How it goes in the scorebook
In her new book, “Fool Me Once: Scams, Stories and Secrets from the Trillion-Dollar Fraud Industry,” Kelly Richmond Pope writes about how perps like Elizabeth Holmes, Bernie Madoff and other scumbags ruined so many lives. One of the blurbs invites the reader: “By the time you finish this book, you’ll have a better understanding of—and perhaps even compassion for—perpetrators, a renewed connection to victims, and an appreciation for those who blow the whistle.”
We didn’t really come away with that same feeling about the Astros of Houston after rifling through this.
If you’re idea of an enjoyable read is having your bookshelf lined up with stuff like “Black Edge,” Inside Information, Dirty Money, and the Quest to Bring Down the Most Wanted Man on Wall Street,” by Sheelah Kolhatkar (from 2018, about the current New York Mets owner Steven Cohen and his hedge fund dealings), or “Den of Thieves” back in the 1990s about the Wall Street insider trading of Michael Milken and the like (and now see Milken try to rehabilitate his career with altruistic Father’s Day visits to the baseball broadcast booth to encourage men to do prostate exams), or “Liar’s Poker: Rising Through the Wreckage on Wall Street” that Michael Lewis wrote about the 1980s financial scene on Wall Street before digging into his “Moneyball” exploits on the Oakland A’s he did in 2003, or even Robert Reich’s “The System: Who Rigged It, How We Fix It” from recent years, then maybe go for this one as well.

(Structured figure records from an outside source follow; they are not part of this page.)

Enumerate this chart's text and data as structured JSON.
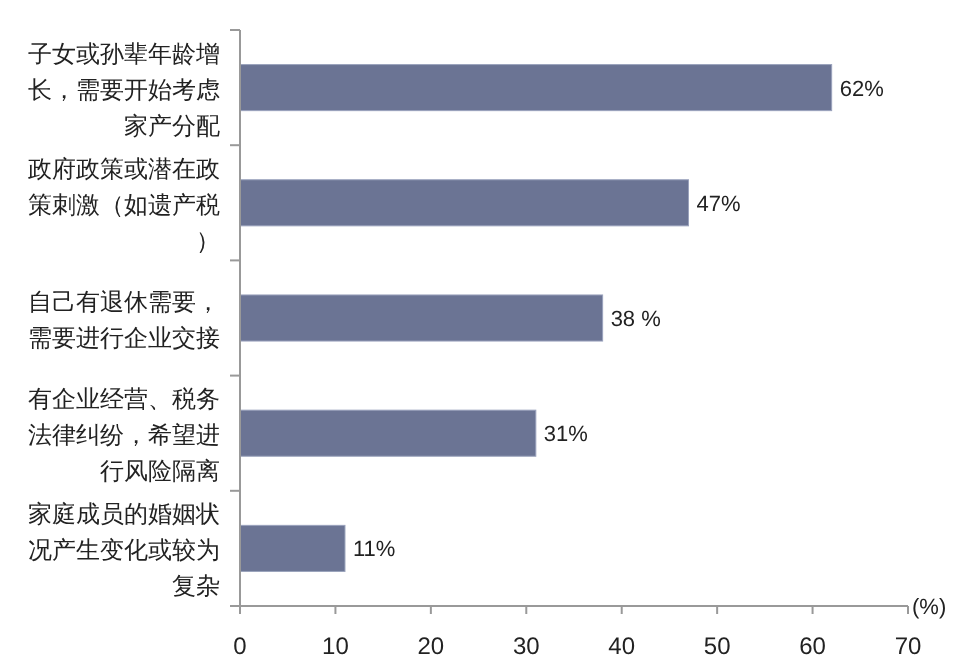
{
  "chart_data": {
    "type": "bar",
    "orientation": "horizontal",
    "categories": [
      "子女或孙辈年龄增长，需要开始考虑家产分配",
      "政府政策或潜在政策刺激（如遗产税）",
      "自己有退休需要，需要进行企业交接",
      "有企业经营、税务法律纠纷，希望进行风险隔离",
      "家庭成员的婚姻状况产生变化或较为复杂"
    ],
    "values": [
      62,
      47,
      38,
      31,
      11
    ],
    "value_labels": [
      "62%",
      "47%",
      "38 %",
      "31%",
      "11%"
    ],
    "color": "#6b7494",
    "xlim": [
      0,
      70
    ],
    "xticks": [
      0,
      10,
      20,
      30,
      40,
      50,
      60,
      70
    ],
    "xlabel": "(%)",
    "grid": false
  }
}
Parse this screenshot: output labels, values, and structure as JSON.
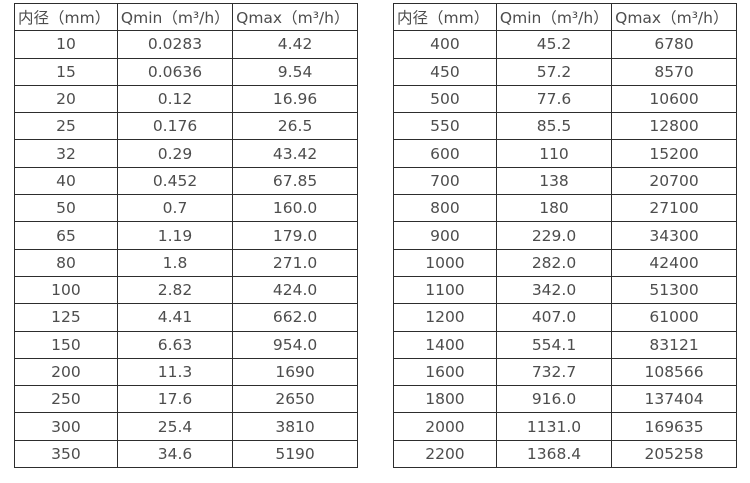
{
  "page": {
    "background_color": "#ffffff",
    "border_color": "#2d2d2d",
    "text_color": "#4d4d4d"
  },
  "tables": [
    {
      "name": "flow-table-small-diameters",
      "headers": [
        "内径（mm）",
        "Qmin（m³/h）",
        "Qmax（m³/h）"
      ],
      "rows": [
        [
          "10",
          "0.0283",
          "4.42"
        ],
        [
          "15",
          "0.0636",
          "9.54"
        ],
        [
          "20",
          "0.12",
          "16.96"
        ],
        [
          "25",
          "0.176",
          "26.5"
        ],
        [
          "32",
          "0.29",
          "43.42"
        ],
        [
          "40",
          "0.452",
          "67.85"
        ],
        [
          "50",
          "0.7",
          "160.0"
        ],
        [
          "65",
          "1.19",
          "179.0"
        ],
        [
          "80",
          "1.8",
          "271.0"
        ],
        [
          "100",
          "2.82",
          "424.0"
        ],
        [
          "125",
          "4.41",
          "662.0"
        ],
        [
          "150",
          "6.63",
          "954.0"
        ],
        [
          "200",
          "11.3",
          "1690"
        ],
        [
          "250",
          "17.6",
          "2650"
        ],
        [
          "300",
          "25.4",
          "3810"
        ],
        [
          "350",
          "34.6",
          "5190"
        ]
      ]
    },
    {
      "name": "flow-table-large-diameters",
      "headers": [
        "内径（mm）",
        "Qmin（m³/h）",
        "Qmax（m³/h）"
      ],
      "rows": [
        [
          "400",
          "45.2",
          "6780"
        ],
        [
          "450",
          "57.2",
          "8570"
        ],
        [
          "500",
          "77.6",
          "10600"
        ],
        [
          "550",
          "85.5",
          "12800"
        ],
        [
          "600",
          "110",
          "15200"
        ],
        [
          "700",
          "138",
          "20700"
        ],
        [
          "800",
          "180",
          "27100"
        ],
        [
          "900",
          "229.0",
          "34300"
        ],
        [
          "1000",
          "282.0",
          "42400"
        ],
        [
          "1100",
          "342.0",
          "51300"
        ],
        [
          "1200",
          "407.0",
          "61000"
        ],
        [
          "1400",
          "554.1",
          "83121"
        ],
        [
          "1600",
          "732.7",
          "108566"
        ],
        [
          "1800",
          "916.0",
          "137404"
        ],
        [
          "2000",
          "1131.0",
          "169635"
        ],
        [
          "2200",
          "1368.4",
          "205258"
        ]
      ]
    }
  ]
}
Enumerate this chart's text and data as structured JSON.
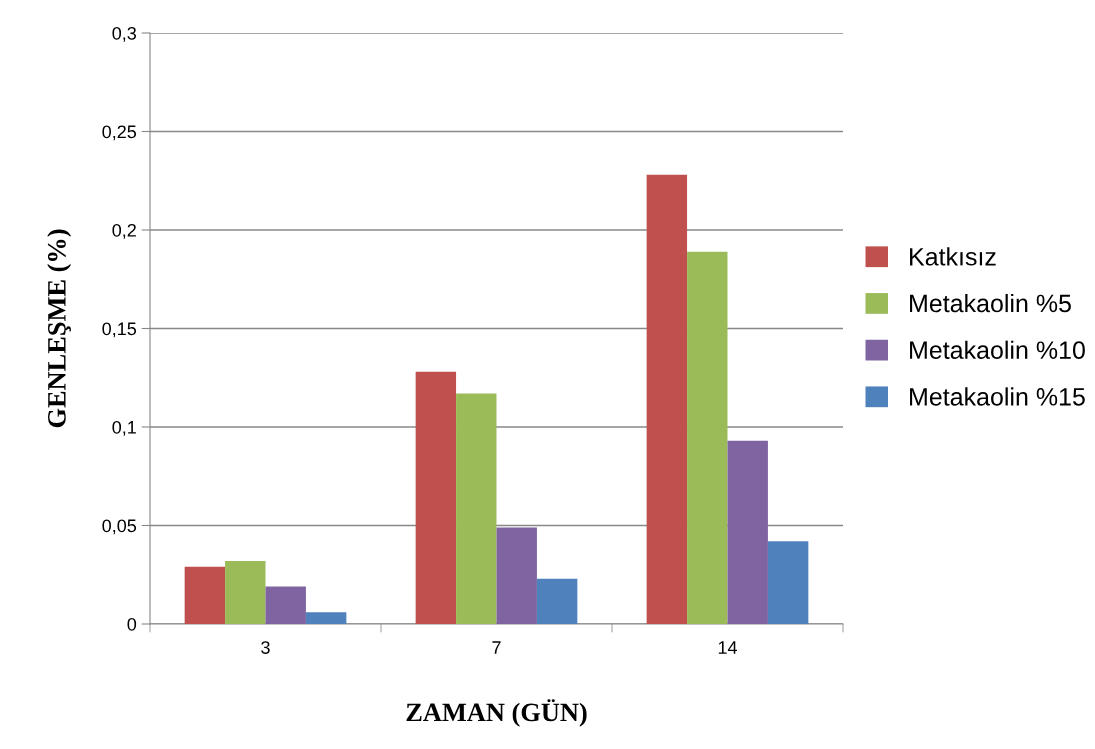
{
  "chart_data": {
    "type": "bar",
    "xlabel": "ZAMAN (GÜN)",
    "ylabel": "GENLEŞME (%)",
    "categories": [
      "3",
      "7",
      "14"
    ],
    "series": [
      {
        "name": "Katkısız",
        "color": "#c0504d",
        "values": [
          0.029,
          0.128,
          0.228
        ]
      },
      {
        "name": "Metakaolin %5",
        "color": "#9bbb59",
        "values": [
          0.032,
          0.117,
          0.189
        ]
      },
      {
        "name": "Metakaolin %10",
        "color": "#8064a2",
        "values": [
          0.019,
          0.049,
          0.093
        ]
      },
      {
        "name": "Metakaolin %15",
        "color": "#4f81bd",
        "values": [
          0.006,
          0.023,
          0.042
        ]
      }
    ],
    "ylim": [
      0,
      0.3
    ],
    "yticks": [
      {
        "value": 0,
        "label": "0"
      },
      {
        "value": 0.05,
        "label": "0,05"
      },
      {
        "value": 0.1,
        "label": "0,1"
      },
      {
        "value": 0.15,
        "label": "0,15"
      },
      {
        "value": 0.2,
        "label": "0,2"
      },
      {
        "value": 0.25,
        "label": "0,25"
      },
      {
        "value": 0.3,
        "label": "0,3"
      }
    ],
    "grid": "y",
    "legend": "right"
  }
}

Just have a long hot shower waiting for you when you’re done.
You can look it up: More to ponder
== The defending-champion Astros, teetering at .500 so far this year after a couple weeks in, visit the Angels in Anaheim for three games in May (8-10) and July (14-16), then are at Dodger Stadium for three in June (23-25). Let’s see how that goes.
== An excerpt from the book as posted on The Athletic website in early February entitled: “How The Athletic broke the Houston Astros cheating scandal.” Drellich also does a Q&A with another writer at The Athletic about how the book came about. Let’s not get torn rotator cuffs from too much self back-patting here. And maybe someone can better explain why Ken Rosenthal wasn’t involved in writing this book again? Too busy, or just wanted to put this in his past and not compromise his ability to work at Fox Sports any further?